La « rupture avec le modèle social français » sera sans doute un thème central des prochaines élections nationales. De nombreux acteurs politiques présentent cette rupture comme la conséquence mécanique d’un simple « réalisme économique »,   « substituant à la question sociale la dictature des faits ».[3] Une telle abdication du politique est on ne peut plus problématique. D’une part, il n’y a qu’un pas de la dictature des faits à la dictature tout court. Mais d’autre part, un tel sens de l’évolution, un tel renoncement au progrès social ne peuvent qu’entraîner plus avant l’Humanité sur la voie du nihilisme, qui se manifeste déjà de façon inquiétante.[4]
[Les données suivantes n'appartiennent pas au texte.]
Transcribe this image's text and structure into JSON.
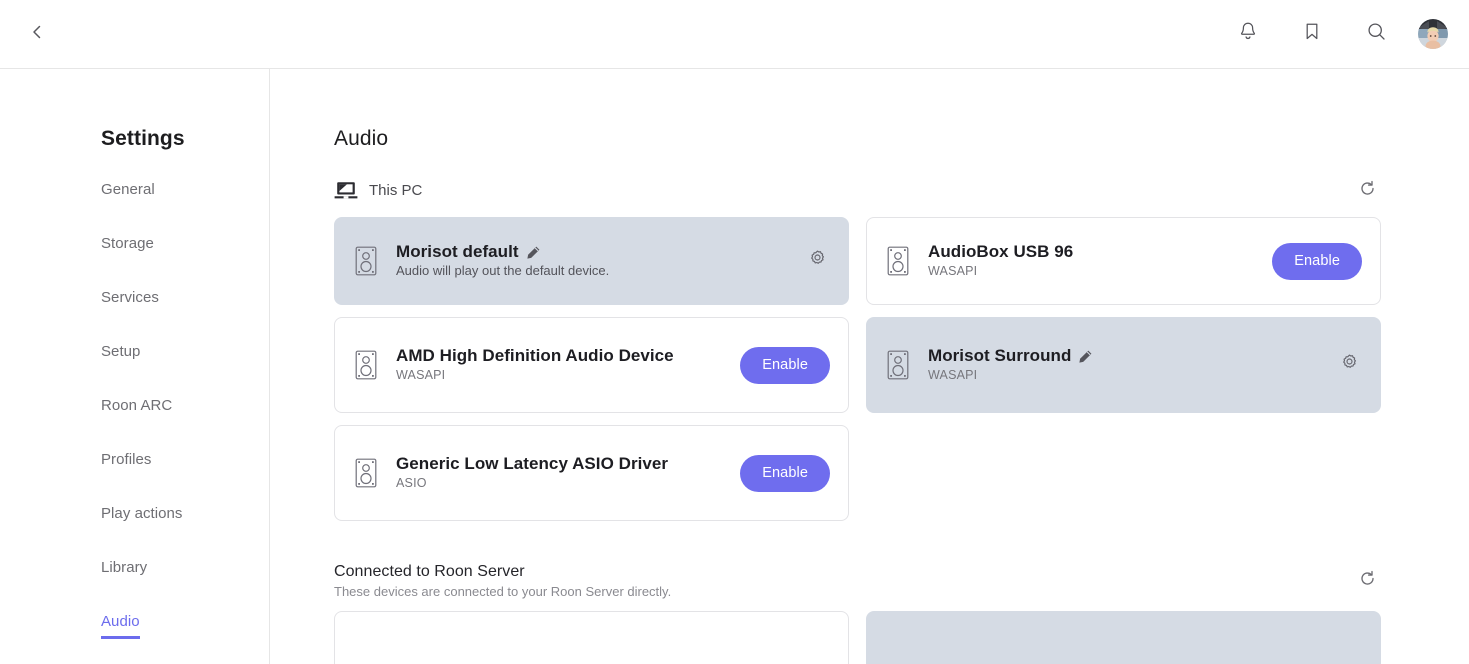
{
  "topbar": {
    "back_icon": "chevron-left-icon",
    "icons": [
      {
        "name": "notifications-icon",
        "glyph": "bell"
      },
      {
        "name": "bookmark-icon",
        "glyph": "bookmark"
      },
      {
        "name": "search-icon",
        "glyph": "magnifier"
      }
    ],
    "avatar_label": "user-avatar"
  },
  "sidebar": {
    "title": "Settings",
    "items": [
      {
        "label": "General",
        "active": false
      },
      {
        "label": "Storage",
        "active": false
      },
      {
        "label": "Services",
        "active": false
      },
      {
        "label": "Setup",
        "active": false
      },
      {
        "label": "Roon ARC",
        "active": false
      },
      {
        "label": "Profiles",
        "active": false
      },
      {
        "label": "Play actions",
        "active": false
      },
      {
        "label": "Library",
        "active": false
      },
      {
        "label": "Audio",
        "active": true
      }
    ],
    "active_color": "#6c6ced"
  },
  "main": {
    "page_title": "Audio",
    "sections": [
      {
        "label": "This PC",
        "icon": "laptop-icon",
        "refresh_icon": "refresh-icon",
        "devices": [
          {
            "name": "Morisot default",
            "subtitle": "Audio will play out the default device.",
            "subtitle_style": "long",
            "selected": true,
            "editable": true,
            "action": "gear",
            "icon": "speaker-icon"
          },
          {
            "name": "AudioBox USB 96",
            "subtitle": "WASAPI",
            "subtitle_style": "short",
            "selected": false,
            "editable": false,
            "action": "enable",
            "action_label": "Enable",
            "icon": "speaker-icon"
          },
          {
            "name": "AMD High Definition Audio Device",
            "subtitle": "WASAPI",
            "subtitle_style": "short",
            "selected": false,
            "editable": false,
            "action": "enable",
            "action_label": "Enable",
            "icon": "speaker-icon"
          },
          {
            "name": "Morisot Surround",
            "subtitle": "WASAPI",
            "subtitle_style": "short",
            "selected": true,
            "editable": true,
            "action": "gear",
            "icon": "speaker-icon"
          },
          {
            "name": "Generic Low Latency ASIO Driver",
            "subtitle": "ASIO",
            "subtitle_style": "short",
            "selected": false,
            "editable": false,
            "action": "enable",
            "action_label": "Enable",
            "icon": "speaker-icon"
          }
        ]
      },
      {
        "title": "Connected to Roon Server",
        "subtitle": "These devices are connected to your Roon Server directly.",
        "refresh_icon": "refresh-icon"
      }
    ]
  },
  "colors": {
    "accent": "#6f6dee",
    "selected_card": "#d5dbe4",
    "card_border": "#e3e3e6",
    "text_primary": "#1d1d22",
    "text_muted": "#76767c"
  }
}
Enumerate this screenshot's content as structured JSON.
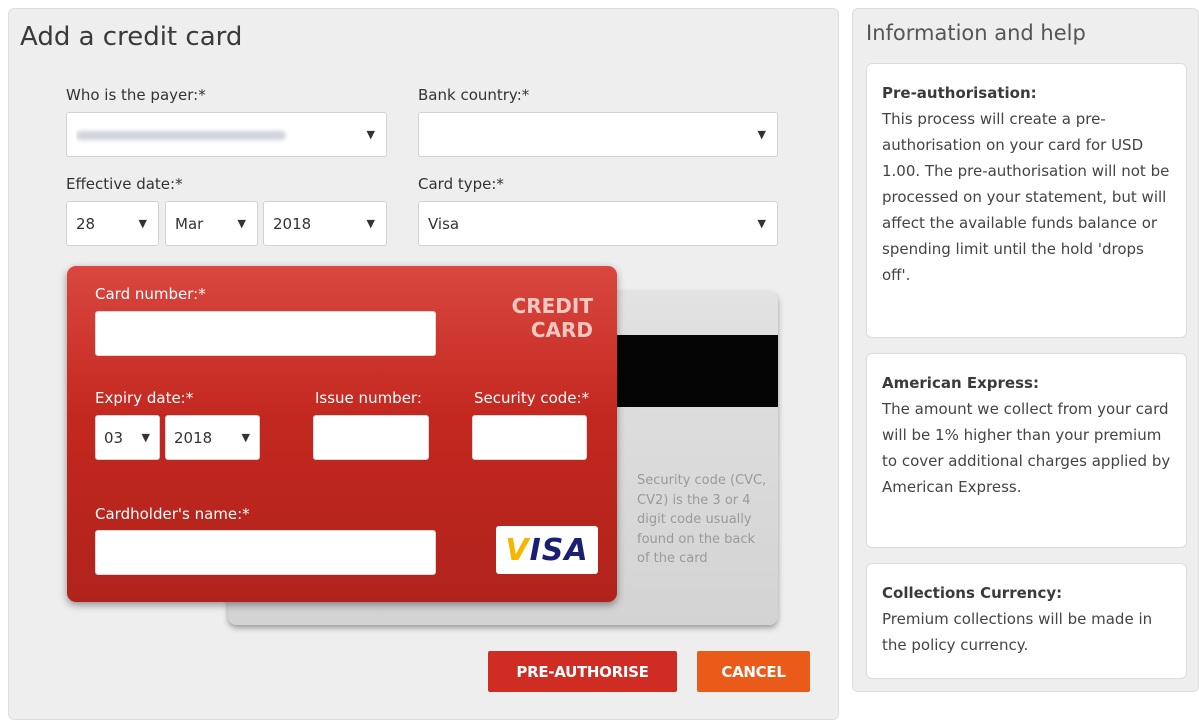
{
  "main": {
    "title": "Add a credit card",
    "payer_label": "Who is the payer:*",
    "payer_value_redacted": true,
    "bank_country_label": "Bank country:*",
    "bank_country_value": "",
    "effective_date_label": "Effective date:*",
    "effective_day": "28",
    "effective_month": "Mar",
    "effective_year": "2018",
    "card_type_label": "Card type:*",
    "card_type_value": "Visa"
  },
  "card_front": {
    "card_number_label": "Card number:*",
    "brand_text_line1": "CREDIT",
    "brand_text_line2": "CARD",
    "expiry_label": "Expiry date:*",
    "expiry_month": "03",
    "expiry_year": "2018",
    "issue_number_label": "Issue number:",
    "security_code_label": "Security code:*",
    "cardholder_label": "Cardholder's name:*",
    "visa_logo": "VISA"
  },
  "card_back": {
    "security_help": "Security code (CVC, CV2) is the 3 or 4 digit code usually found on the back of the card"
  },
  "buttons": {
    "preauthorise": "PRE-AUTHORISE",
    "cancel": "CANCEL"
  },
  "help": {
    "title": "Information and help",
    "boxes": [
      {
        "title": "Pre-authorisation:",
        "body": "This process will create a pre-authorisation on your card for USD 1.00. The pre-authorisation will not be processed on your statement, but will affect the available funds balance or spending limit until the hold 'drops off'."
      },
      {
        "title": "American Express:",
        "body": "The amount we collect from your card will be 1% higher than your premium to cover additional charges applied by American Express."
      },
      {
        "title": "Collections Currency:",
        "body": "Premium collections will be made in the policy currency."
      }
    ]
  },
  "icons": {
    "dropdown_arrow": "▼"
  },
  "colors": {
    "card_red": "#c3281f",
    "preauth_button": "#cf2c24",
    "cancel_button": "#ea5a18",
    "visa_blue": "#1a1f71"
  }
}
C’est pourquoi il nous faut s’évader de cette « pensée unique ».  Interroger l’Histoire pour mettre en perspective le temps présent. Quelles sont les origines du modèle social français ? Comment a-t-il pu acquérir une dimension universelle ? Qu’est-il aujourd’hui devenu ?

 

Quelles sont les origines du modèle social français ?
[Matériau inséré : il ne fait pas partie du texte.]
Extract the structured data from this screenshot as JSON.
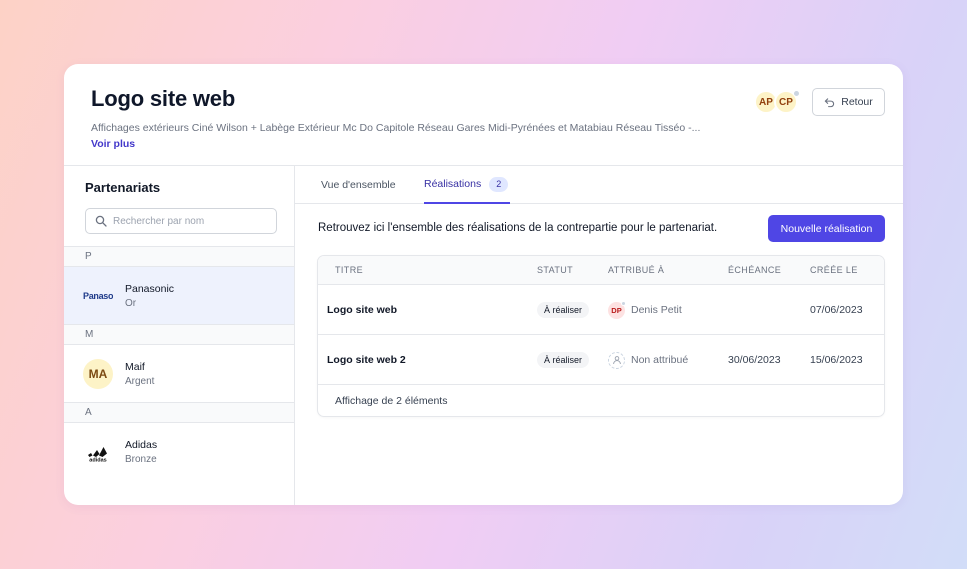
{
  "header": {
    "title": "Logo site web",
    "description": "Affichages extérieurs Ciné Wilson + Labège Extérieur Mc Do Capitole Réseau Gares Midi-Pyrénées et Matabiau Réseau Tisséo -...",
    "see_more": "Voir plus",
    "avatars": [
      "AP",
      "CP"
    ],
    "back_label": "Retour"
  },
  "sidebar": {
    "title": "Partenariats",
    "search_placeholder": "Rechercher par nom",
    "groups": [
      {
        "letter": "P",
        "partners": [
          {
            "name": "Panasonic",
            "tier": "Or",
            "logo_text": "Panasonic",
            "selected": true
          }
        ]
      },
      {
        "letter": "M",
        "partners": [
          {
            "name": "Maif",
            "tier": "Argent",
            "initials": "MA"
          }
        ]
      },
      {
        "letter": "A",
        "partners": [
          {
            "name": "Adidas",
            "tier": "Bronze",
            "logo_text": "adidas"
          }
        ]
      }
    ]
  },
  "main": {
    "tabs": [
      {
        "label": "Vue d'ensemble"
      },
      {
        "label": "Réalisations",
        "count": "2",
        "active": true
      }
    ],
    "intro": "Retrouvez ici l'ensemble des réalisations de la contrepartie pour le partenariat.",
    "new_button": "Nouvelle réalisation",
    "table": {
      "columns": [
        "TITRE",
        "STATUT",
        "ATTRIBUÉ À",
        "ÉCHÉANCE",
        "CRÉÉE LE"
      ],
      "rows": [
        {
          "title": "Logo site web",
          "status": "À réaliser",
          "assignee": "Denis Petit",
          "assignee_initials": "DP",
          "due": "",
          "created": "07/06/2023"
        },
        {
          "title": "Logo site web 2",
          "status": "À réaliser",
          "assignee": "Non attribué",
          "due": "30/06/2023",
          "created": "15/06/2023"
        }
      ],
      "footer": "Affichage de 2 éléments"
    }
  },
  "colors": {
    "accent": "#4f46e5",
    "selected_row": "#eef2fd",
    "avatar_bg": "#fdf3c7"
  }
}
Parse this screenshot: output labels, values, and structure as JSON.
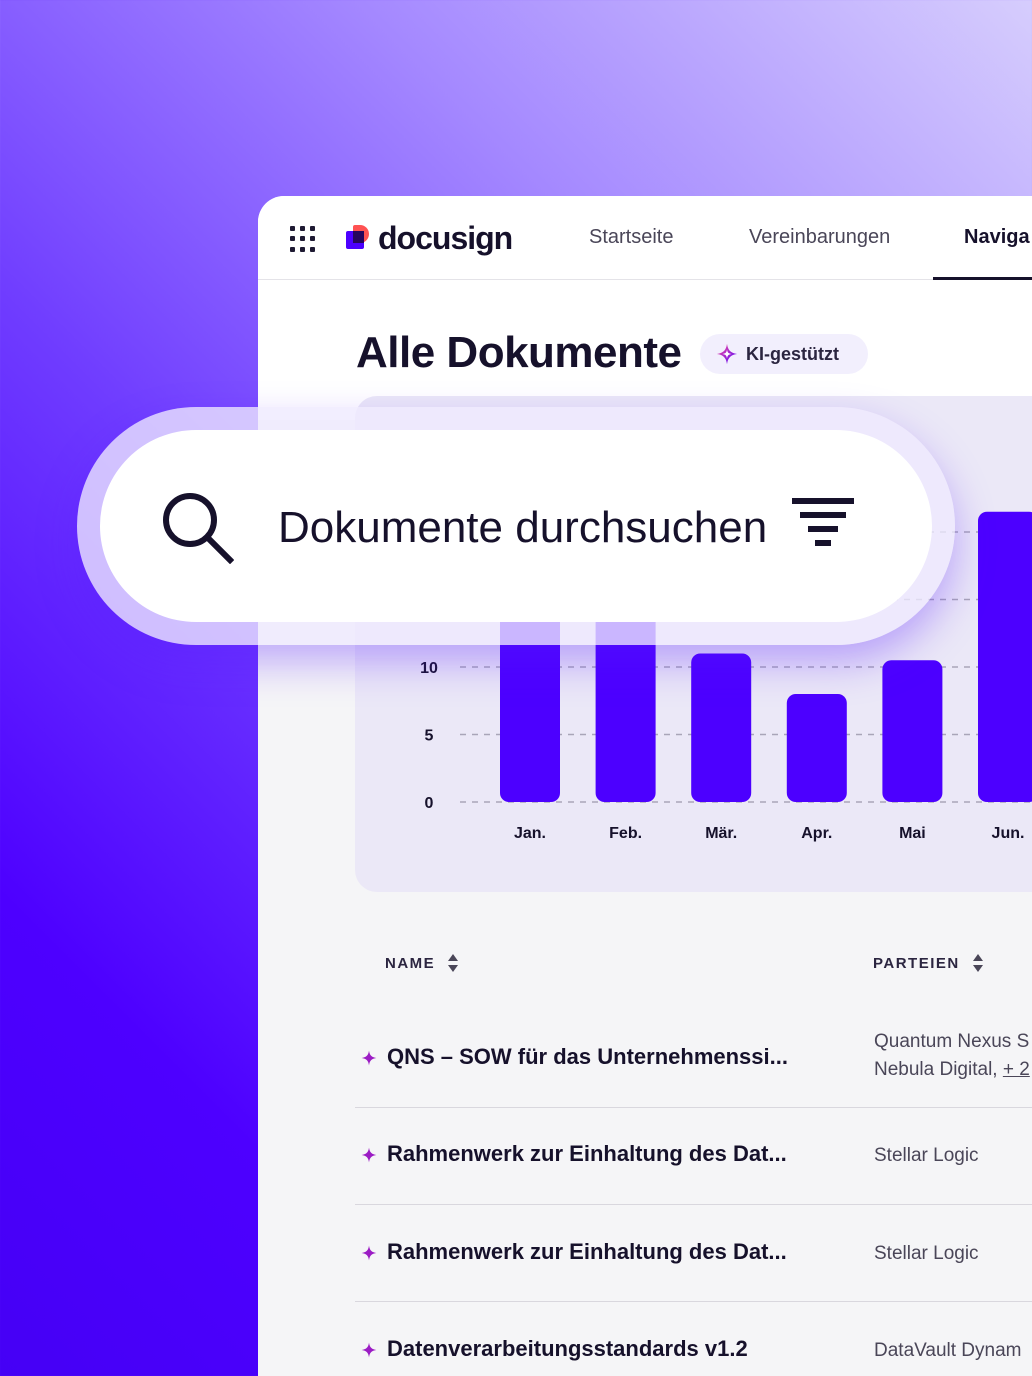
{
  "topbar": {
    "brand": "docusign",
    "nav": [
      {
        "label": "Startseite"
      },
      {
        "label": "Vereinbarungen"
      },
      {
        "label": "Naviga"
      }
    ]
  },
  "page": {
    "title": "Alle Dokumente",
    "ai_badge": "KI-gestützt"
  },
  "search": {
    "placeholder": "Dokumente durchsuchen"
  },
  "chart_data": {
    "type": "bar",
    "categories": [
      "Jan.",
      "Feb.",
      "Mär.",
      "Apr.",
      "Mai",
      "Jun."
    ],
    "values": [
      17,
      17,
      11,
      8,
      10.5,
      21.5
    ],
    "yticks": [
      0,
      5,
      10
    ],
    "ylim": [
      0,
      22
    ],
    "grid": true,
    "bar_color": "#4c00ff"
  },
  "table": {
    "columns": [
      {
        "label": "NAME"
      },
      {
        "label": "PARTEIEN"
      }
    ],
    "rows": [
      {
        "name": "QNS – SOW für das Unternehmenssi...",
        "parties": [
          "Quantum Nexus S",
          "Nebula Digital,"
        ],
        "more": "+ 2"
      },
      {
        "name": "Rahmenwerk zur Einhaltung des Dat...",
        "parties": [
          "Stellar Logic"
        ]
      },
      {
        "name": "Rahmenwerk zur Einhaltung des Dat...",
        "parties": [
          "Stellar Logic"
        ]
      },
      {
        "name": "Datenverarbeitungsstandards v1.2",
        "parties": [
          "DataVault Dynam"
        ]
      }
    ]
  },
  "colors": {
    "accent": "#4c00ff",
    "spark": "#9b1cc4",
    "ink": "#16112b"
  }
}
C’est au fil de ses expériences, dans le courant de l’Histoire, qu’un grand corps social se forge une identité, nécessairement complexe, parcourue des forces contradictoires qui animent les organismes vivants. Ainsi des épreuves terribles ont-elles alimenté la mémoire collective de générations de Français. Il y a eu des guerres de religion, effroyables, des famines, des catastrophes sanitaires, climatiques ;  il y a eu le Roi soleil et Les Lumières, la Révolution de 1789 et l’Empire napoléonien, la Commune de Paris et l’Ordre moral…

Au XXème siècle, surtout, il y a eu la séparation des églises et de l’Etat, le Front populaire, puis des gouvernements réactionnaires, jusqu’au régime collaborationniste, réactionnaire et raciste de Vichy, et il y a eu le Conseil national de la Résistance ; l’Occupation, puis la Libération : c’est de la suprême leçon de la mort et de la résurrection de la France que naît le modèle social français au sortir de la seconde guerre mondiale.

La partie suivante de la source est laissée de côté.